El cóndor andino (Vultur gryphus) es mucho más que un símbolo de la cordillera. Con una envergadura que puede superar los tres metros, es una de las aves voladoras más grandes del planeta y cumple una función indispensable para la salud de los ecosistemas: actúa como un eficiente carroñero, eliminando restos de animales muertos y contribuyendo a reducir la propagación de enfermedades.
Cada 7 de julio se celebra el Día Internacional del Cóndor, una jornada destinada a promover su conservación y a generar conciencia sobre las amenazas que ponen en riesgo a esta especie emblemática de América del Sur.

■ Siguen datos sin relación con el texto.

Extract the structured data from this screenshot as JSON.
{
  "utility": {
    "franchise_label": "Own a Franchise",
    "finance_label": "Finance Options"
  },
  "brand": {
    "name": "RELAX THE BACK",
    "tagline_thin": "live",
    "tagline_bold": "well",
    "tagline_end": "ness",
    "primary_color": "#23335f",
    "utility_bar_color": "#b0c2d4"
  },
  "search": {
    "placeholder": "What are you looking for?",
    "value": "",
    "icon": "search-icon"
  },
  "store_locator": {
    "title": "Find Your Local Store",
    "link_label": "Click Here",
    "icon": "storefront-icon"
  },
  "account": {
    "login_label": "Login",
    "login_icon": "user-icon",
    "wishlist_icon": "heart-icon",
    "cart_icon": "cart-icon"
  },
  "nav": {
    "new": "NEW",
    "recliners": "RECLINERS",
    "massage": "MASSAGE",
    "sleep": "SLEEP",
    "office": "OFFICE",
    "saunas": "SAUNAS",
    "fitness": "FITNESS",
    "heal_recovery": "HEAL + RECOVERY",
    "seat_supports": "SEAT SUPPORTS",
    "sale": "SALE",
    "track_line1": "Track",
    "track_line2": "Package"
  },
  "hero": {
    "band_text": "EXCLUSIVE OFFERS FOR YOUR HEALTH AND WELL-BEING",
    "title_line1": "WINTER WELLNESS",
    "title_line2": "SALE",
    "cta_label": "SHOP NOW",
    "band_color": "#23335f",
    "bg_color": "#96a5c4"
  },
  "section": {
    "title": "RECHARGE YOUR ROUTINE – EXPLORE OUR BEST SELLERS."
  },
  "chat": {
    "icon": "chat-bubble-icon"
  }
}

En Argentina, el cóndor habita gran parte de la región andina, desde Jujuy hasta Tierra del Fuego, aunque también puede observarse en sierras y áreas costeras de la Patagonia. Su presencia es considerada un indicador del buen estado ambiental, ya que requiere grandes extensiones de territorio y ambientes relativamente conservados para sobrevivir.

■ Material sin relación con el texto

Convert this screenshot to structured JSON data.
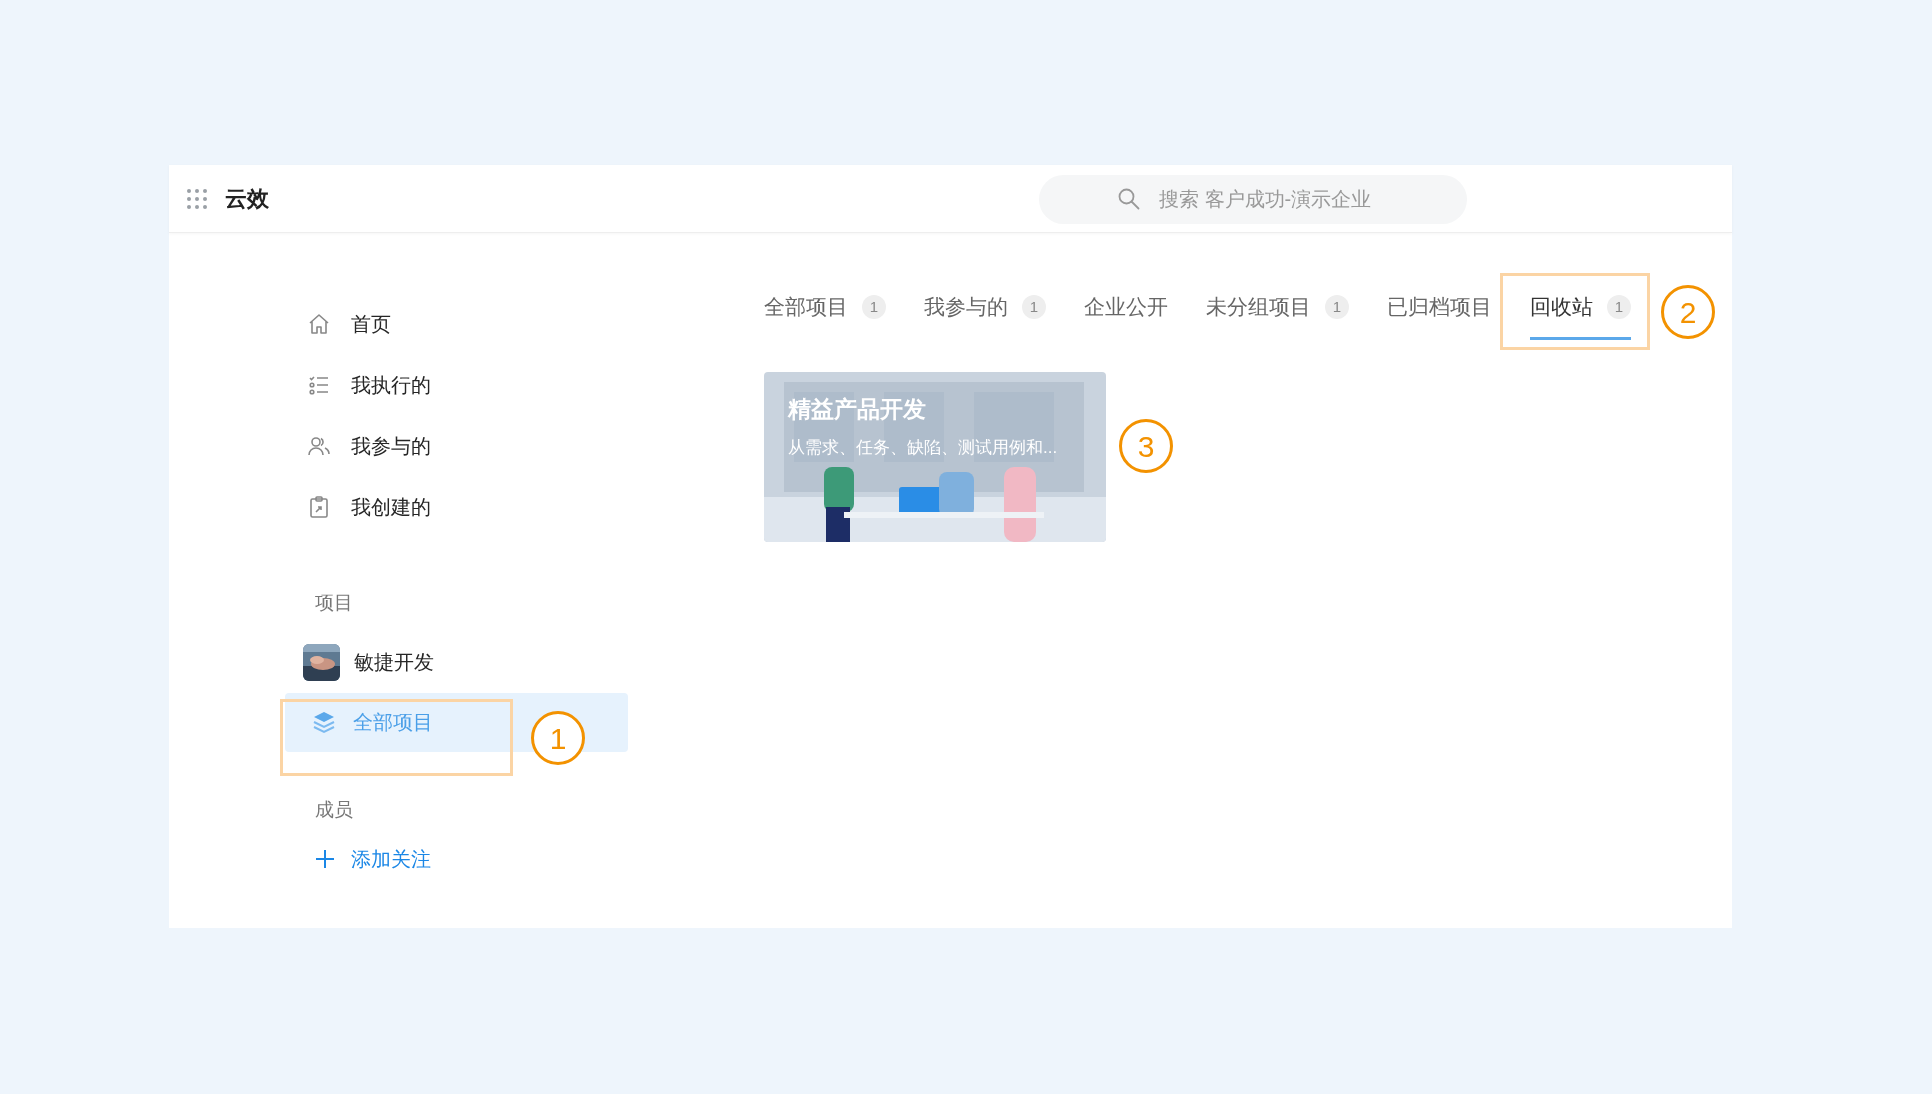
{
  "header": {
    "app_name": "云效",
    "search": {
      "placeholder": "搜索 客户成功-演示企业"
    }
  },
  "sidebar": {
    "items": [
      {
        "kind": "home",
        "label": "首页",
        "selected": false
      },
      {
        "kind": "list",
        "label": "我执行的",
        "selected": false
      },
      {
        "kind": "people",
        "label": "我参与的",
        "selected": false
      },
      {
        "kind": "clipboard",
        "label": "我创建的",
        "selected": false
      }
    ],
    "projects_heading": "项目",
    "projects": [
      {
        "kind": "avatar",
        "label": "敏捷开发",
        "selected": false
      },
      {
        "kind": "layers",
        "label": "全部项目",
        "selected": true
      }
    ],
    "members_heading": "成员",
    "add_follow": {
      "label": "添加关注"
    }
  },
  "tabs": [
    {
      "label": "全部项目",
      "count": "1",
      "selected": false
    },
    {
      "label": "我参与的",
      "count": "1",
      "selected": false
    },
    {
      "label": "企业公开",
      "selected": false
    },
    {
      "label": "未分组项目",
      "count": "1",
      "selected": false
    },
    {
      "label": "已归档项目",
      "selected": false
    },
    {
      "label": "回收站",
      "count": "1",
      "selected": true
    }
  ],
  "project_cards": [
    {
      "kind": "picture",
      "title": "精益产品开发",
      "description": "从需求、任务、缺陷、测试用例和..."
    }
  ],
  "annotations": [
    {
      "label": "1"
    },
    {
      "label": "2"
    },
    {
      "label": "3"
    }
  ]
}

A pesar de su enorme tamaño y de su importancia ecológica, el cóndor enfrenta múltiples amenazas. La principal continúa siendo el envenenamiento accidental o intencional, generalmente asociado al uso de cebos tóxicos destinados a controlar depredadores. Un solo animal muerto contaminado puede provocar la muerte de varios cóndores que se alimentan del mismo cadáver.
A ello se suman la caza ilegal, la electrocución en tendidos eléctricos, los choques contra infraestructuras, la pérdida de hábitat y, en algunas regiones, la contaminación con plomo proveniente de municiones.
Debido a su baja tasa reproductiva —las parejas suelen criar un único pichón cada dos o tres años—, la recuperación de las poblaciones resulta particularmente lenta cuando se producen eventos de mortalidad masiva.
La conservación del cóndor requiere un fuerte trabajo interdisciplinario en el que los veterinarios desempeñan un papel central. Profesionales especializados participan en el rescate, diagnóstico, tratamiento y rehabilitación de ejemplares heridos o intoxicados, además de intervenir en programas de reproducción, monitoreo sanitario y reintroducción.
En Argentina, numerosas instituciones trabajan de manera articulada para proteger a la especie mediante investigaciones, campañas de educación ambiental y acciones de conservación in situ y ex situ. Entre ellas se destacan el Programa de Conservación del Cóndor Andino, organismos provinciales, universidades, centros de rescate y zoológicos que integran redes de conservación.
La labor veterinaria también resulta fundamental para identificar las causas de muerte mediante necropsias, detectar episodios de intoxicación y generar información científica que permita diseñar estrategias preventivas.
Además de su valor ecológico, el cóndor ocupa un lugar destacado en la cultura de numerosos pueblos originarios y forma parte de la identidad de varios países andinos. Su figura representa fortaleza, libertad y equilibrio con la naturaleza.
En el Día Internacional del Cóndor, el mensaje es proteger a esta especie significa también preservar los ecosistemas de montaña y fortalecer el vínculo entre la salud animal, la salud ambiental y el bienestar de las comunidades humanas.